On paper, he has already won. Like Simone Biles in gymnastics, the base scores of his technical elements are so high that it would be hard for anyone to surpass him.

Malinin showed that at nationals in January, when he won by nearly 47 points, a colossal win in a sport in which margins of victory are often measured in single digits, or even tenths. He landed six quads, which each require a mind-boggling four-and-a-half revolutions. No other skaters have landed as many in one program.

For years, the top skaters in the world could only dream of landing a quad axel, a jump made harder by its forward-facing entry. Malinin, now a student at George Mason University, landed it at an international event when he was 17.

“At his age and especially at his level of purity of technique and everything else he brings, not only do I think no one can beat him, but I don’t think that there’s a way to understand what his ceiling is,” Scott Hamilton, the 1984 Olympic gold medalist and television skating analyst, said.

“What more could Ilia do?” Hamilton added. “Anything he wants. Nothing is impossible for a skater with that kind of natural talent.”

Malinin said his practices before worlds were easy.
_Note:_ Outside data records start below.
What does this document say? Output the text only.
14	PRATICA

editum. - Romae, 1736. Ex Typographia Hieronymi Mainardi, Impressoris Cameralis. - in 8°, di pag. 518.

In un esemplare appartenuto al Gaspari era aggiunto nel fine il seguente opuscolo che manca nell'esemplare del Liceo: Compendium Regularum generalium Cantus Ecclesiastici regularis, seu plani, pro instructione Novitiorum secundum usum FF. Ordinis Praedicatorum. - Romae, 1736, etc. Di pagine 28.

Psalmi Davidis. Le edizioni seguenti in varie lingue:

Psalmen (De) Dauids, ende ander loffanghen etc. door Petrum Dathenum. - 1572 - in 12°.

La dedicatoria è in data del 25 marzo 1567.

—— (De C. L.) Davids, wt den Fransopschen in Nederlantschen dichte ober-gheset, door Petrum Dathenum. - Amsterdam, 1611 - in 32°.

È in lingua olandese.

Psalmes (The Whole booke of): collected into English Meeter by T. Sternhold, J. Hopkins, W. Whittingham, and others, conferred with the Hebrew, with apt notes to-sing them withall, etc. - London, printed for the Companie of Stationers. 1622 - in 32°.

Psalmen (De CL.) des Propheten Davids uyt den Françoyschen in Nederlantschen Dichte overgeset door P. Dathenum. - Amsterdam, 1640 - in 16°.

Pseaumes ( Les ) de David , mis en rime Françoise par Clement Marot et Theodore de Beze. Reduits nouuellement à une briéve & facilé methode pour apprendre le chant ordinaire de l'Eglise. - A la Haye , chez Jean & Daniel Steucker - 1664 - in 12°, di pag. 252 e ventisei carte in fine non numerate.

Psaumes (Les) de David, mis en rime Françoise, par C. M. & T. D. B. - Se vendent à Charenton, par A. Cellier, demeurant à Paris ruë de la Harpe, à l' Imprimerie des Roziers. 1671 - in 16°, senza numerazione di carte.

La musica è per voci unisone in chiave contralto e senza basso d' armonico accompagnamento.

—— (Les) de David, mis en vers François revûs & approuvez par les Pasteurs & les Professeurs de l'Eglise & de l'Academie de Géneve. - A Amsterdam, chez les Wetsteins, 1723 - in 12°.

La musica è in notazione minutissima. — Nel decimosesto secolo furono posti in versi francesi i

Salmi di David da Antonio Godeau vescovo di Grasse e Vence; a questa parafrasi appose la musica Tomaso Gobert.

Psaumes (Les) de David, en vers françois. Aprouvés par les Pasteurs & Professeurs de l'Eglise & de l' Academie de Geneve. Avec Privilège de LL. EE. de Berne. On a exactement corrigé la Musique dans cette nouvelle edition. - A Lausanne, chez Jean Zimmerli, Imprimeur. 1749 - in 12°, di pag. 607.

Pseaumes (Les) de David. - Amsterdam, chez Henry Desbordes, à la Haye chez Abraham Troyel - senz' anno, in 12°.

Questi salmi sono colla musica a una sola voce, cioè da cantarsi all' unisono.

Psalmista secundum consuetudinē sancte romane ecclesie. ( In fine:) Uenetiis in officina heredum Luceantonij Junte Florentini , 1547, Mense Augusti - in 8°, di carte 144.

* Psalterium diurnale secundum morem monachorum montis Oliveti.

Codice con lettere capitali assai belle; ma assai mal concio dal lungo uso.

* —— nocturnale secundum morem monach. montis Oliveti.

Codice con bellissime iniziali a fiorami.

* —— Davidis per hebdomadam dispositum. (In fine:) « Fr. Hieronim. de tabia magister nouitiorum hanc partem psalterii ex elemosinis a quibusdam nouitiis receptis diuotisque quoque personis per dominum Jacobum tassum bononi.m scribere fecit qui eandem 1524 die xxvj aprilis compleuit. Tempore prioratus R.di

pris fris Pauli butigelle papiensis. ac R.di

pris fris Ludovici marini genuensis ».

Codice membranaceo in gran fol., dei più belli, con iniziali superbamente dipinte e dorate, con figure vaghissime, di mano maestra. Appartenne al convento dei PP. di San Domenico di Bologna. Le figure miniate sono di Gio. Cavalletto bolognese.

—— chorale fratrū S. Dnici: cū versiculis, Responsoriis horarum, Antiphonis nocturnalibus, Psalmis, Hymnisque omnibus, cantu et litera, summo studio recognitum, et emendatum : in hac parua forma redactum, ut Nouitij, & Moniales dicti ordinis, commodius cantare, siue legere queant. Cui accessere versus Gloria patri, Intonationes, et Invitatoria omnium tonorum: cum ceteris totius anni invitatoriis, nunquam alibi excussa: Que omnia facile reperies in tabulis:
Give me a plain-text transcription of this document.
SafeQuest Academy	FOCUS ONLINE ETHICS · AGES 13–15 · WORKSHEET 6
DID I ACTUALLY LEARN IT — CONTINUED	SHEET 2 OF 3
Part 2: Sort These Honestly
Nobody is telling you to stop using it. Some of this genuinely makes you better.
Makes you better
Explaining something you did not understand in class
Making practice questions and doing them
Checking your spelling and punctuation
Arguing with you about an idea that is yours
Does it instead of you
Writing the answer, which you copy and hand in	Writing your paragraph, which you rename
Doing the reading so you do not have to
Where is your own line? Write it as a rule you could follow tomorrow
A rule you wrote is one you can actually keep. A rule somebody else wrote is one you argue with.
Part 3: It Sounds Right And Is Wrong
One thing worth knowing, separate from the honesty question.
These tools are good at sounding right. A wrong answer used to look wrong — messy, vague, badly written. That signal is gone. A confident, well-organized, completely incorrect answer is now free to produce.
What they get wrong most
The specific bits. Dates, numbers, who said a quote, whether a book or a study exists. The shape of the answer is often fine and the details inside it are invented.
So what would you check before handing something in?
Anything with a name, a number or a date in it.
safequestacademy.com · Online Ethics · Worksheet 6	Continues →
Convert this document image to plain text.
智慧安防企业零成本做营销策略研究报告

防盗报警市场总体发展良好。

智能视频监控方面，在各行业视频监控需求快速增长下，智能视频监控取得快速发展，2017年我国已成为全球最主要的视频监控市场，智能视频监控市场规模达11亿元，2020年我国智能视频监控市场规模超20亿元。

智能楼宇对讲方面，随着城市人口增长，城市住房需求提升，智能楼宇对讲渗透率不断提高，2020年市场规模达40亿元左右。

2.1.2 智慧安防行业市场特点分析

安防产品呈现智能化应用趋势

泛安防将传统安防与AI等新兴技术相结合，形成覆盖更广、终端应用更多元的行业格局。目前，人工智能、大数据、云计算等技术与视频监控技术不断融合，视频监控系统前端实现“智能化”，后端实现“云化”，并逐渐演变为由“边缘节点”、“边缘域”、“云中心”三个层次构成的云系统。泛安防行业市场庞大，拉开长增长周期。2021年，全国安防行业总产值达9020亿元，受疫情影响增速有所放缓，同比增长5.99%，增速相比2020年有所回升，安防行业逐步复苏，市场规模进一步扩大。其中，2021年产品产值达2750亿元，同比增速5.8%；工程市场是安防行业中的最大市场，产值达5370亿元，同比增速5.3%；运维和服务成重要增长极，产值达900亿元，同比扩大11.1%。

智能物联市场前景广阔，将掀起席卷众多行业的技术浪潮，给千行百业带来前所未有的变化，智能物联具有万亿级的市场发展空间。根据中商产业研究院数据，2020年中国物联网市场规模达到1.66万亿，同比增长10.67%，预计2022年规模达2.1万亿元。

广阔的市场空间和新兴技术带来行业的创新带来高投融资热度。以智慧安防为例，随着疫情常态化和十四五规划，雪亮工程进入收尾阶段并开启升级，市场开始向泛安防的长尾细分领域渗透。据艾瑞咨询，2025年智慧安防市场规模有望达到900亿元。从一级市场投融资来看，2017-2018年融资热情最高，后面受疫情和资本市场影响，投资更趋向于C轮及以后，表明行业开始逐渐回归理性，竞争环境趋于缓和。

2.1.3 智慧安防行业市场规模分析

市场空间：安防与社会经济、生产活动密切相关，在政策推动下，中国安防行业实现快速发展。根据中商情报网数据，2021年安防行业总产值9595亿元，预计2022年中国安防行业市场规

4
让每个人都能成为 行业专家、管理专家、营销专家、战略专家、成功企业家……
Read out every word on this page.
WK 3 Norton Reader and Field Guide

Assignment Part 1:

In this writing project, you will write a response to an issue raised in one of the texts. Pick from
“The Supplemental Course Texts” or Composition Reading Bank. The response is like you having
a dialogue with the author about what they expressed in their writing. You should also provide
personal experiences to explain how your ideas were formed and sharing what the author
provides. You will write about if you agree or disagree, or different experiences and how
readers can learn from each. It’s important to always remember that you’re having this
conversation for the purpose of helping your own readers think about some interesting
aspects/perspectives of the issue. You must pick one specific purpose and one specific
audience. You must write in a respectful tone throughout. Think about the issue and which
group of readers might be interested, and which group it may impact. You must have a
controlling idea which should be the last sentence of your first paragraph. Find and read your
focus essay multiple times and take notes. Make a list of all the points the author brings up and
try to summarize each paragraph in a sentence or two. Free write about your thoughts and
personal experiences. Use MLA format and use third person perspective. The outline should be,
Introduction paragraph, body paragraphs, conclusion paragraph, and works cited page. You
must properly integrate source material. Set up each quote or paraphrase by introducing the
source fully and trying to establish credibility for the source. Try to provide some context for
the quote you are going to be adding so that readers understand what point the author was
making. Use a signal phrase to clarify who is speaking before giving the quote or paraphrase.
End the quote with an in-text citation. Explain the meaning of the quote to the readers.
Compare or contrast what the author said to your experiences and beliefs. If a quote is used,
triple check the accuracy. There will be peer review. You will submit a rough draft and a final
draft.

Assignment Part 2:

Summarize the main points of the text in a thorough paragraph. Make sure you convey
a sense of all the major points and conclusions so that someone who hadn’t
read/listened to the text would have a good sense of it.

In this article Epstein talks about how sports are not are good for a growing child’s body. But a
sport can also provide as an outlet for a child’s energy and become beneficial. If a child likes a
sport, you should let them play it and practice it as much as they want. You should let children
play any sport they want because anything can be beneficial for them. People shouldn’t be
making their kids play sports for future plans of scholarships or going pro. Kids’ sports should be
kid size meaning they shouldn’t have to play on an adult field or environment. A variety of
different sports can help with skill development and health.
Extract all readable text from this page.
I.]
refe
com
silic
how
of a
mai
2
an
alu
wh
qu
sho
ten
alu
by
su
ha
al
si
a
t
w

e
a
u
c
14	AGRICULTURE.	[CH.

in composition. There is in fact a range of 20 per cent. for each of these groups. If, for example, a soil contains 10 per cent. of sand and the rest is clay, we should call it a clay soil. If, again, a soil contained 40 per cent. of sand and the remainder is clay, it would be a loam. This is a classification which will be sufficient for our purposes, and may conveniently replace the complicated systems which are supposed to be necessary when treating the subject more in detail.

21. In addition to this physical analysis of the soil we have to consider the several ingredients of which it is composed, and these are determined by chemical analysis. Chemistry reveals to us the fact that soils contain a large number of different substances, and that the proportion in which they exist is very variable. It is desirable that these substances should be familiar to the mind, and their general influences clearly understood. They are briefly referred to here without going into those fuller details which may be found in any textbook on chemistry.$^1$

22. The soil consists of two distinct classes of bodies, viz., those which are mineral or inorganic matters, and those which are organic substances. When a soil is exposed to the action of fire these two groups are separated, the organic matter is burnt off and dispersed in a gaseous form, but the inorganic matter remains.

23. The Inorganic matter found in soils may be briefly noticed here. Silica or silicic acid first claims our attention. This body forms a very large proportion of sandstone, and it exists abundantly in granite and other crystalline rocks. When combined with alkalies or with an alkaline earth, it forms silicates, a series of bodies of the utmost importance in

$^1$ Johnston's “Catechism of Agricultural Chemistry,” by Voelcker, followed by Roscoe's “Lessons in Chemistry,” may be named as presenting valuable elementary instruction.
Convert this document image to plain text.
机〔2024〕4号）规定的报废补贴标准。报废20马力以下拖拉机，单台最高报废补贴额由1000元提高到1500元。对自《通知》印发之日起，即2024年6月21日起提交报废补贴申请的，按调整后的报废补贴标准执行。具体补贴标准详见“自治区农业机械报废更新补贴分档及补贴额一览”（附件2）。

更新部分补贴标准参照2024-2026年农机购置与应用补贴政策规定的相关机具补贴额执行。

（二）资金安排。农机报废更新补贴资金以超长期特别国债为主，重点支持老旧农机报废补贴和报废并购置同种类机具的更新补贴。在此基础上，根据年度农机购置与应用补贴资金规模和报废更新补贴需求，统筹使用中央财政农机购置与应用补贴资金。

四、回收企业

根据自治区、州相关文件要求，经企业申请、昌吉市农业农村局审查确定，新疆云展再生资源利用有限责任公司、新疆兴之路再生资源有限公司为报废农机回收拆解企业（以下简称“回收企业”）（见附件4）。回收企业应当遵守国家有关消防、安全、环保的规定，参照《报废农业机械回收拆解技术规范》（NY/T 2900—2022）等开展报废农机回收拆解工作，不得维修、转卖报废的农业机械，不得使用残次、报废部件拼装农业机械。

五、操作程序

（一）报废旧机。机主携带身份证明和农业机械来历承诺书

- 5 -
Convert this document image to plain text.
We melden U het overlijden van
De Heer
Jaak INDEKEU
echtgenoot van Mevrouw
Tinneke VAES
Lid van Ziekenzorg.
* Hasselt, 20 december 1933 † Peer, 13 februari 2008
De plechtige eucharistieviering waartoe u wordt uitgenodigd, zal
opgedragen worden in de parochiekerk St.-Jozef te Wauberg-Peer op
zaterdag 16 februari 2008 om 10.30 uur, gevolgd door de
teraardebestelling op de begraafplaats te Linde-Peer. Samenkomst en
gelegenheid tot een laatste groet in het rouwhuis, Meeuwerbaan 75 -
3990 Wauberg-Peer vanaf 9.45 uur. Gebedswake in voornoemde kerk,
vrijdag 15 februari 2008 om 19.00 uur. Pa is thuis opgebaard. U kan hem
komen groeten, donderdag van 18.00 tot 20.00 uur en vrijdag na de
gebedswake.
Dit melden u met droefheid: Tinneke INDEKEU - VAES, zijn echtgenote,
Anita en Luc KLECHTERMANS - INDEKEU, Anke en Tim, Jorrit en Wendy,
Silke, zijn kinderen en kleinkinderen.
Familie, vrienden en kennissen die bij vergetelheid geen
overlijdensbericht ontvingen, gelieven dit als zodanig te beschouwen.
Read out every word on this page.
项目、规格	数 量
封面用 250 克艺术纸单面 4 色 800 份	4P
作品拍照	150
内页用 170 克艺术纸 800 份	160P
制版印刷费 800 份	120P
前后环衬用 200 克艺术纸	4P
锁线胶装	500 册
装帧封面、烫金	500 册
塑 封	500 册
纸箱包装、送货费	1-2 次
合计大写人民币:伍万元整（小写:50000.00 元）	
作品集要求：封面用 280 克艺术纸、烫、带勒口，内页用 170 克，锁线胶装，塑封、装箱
The jumps. The spins. The movements to the music. It all felt so right, he said.

Yet at the rink, there were times when he thought about the skaters who died, he admitted, forcing him to pause. His parents — Tatyana Malinina and Roman Skornyakov, who skated for Uzbekistan at past Olympics — coach him and helped him regroup, he said.

Those skaters he knew were not there anymore, gliding by or standing back, wide-eyed, to watch him and learn from him, or to train next to him, and that “really upsets me,” Malinin said. Honoring them through his performances has helped him move forward.

“I’m also really glad that I was able to get through this,” he said, “and really just have this mind-set of, you know, skating for them now.”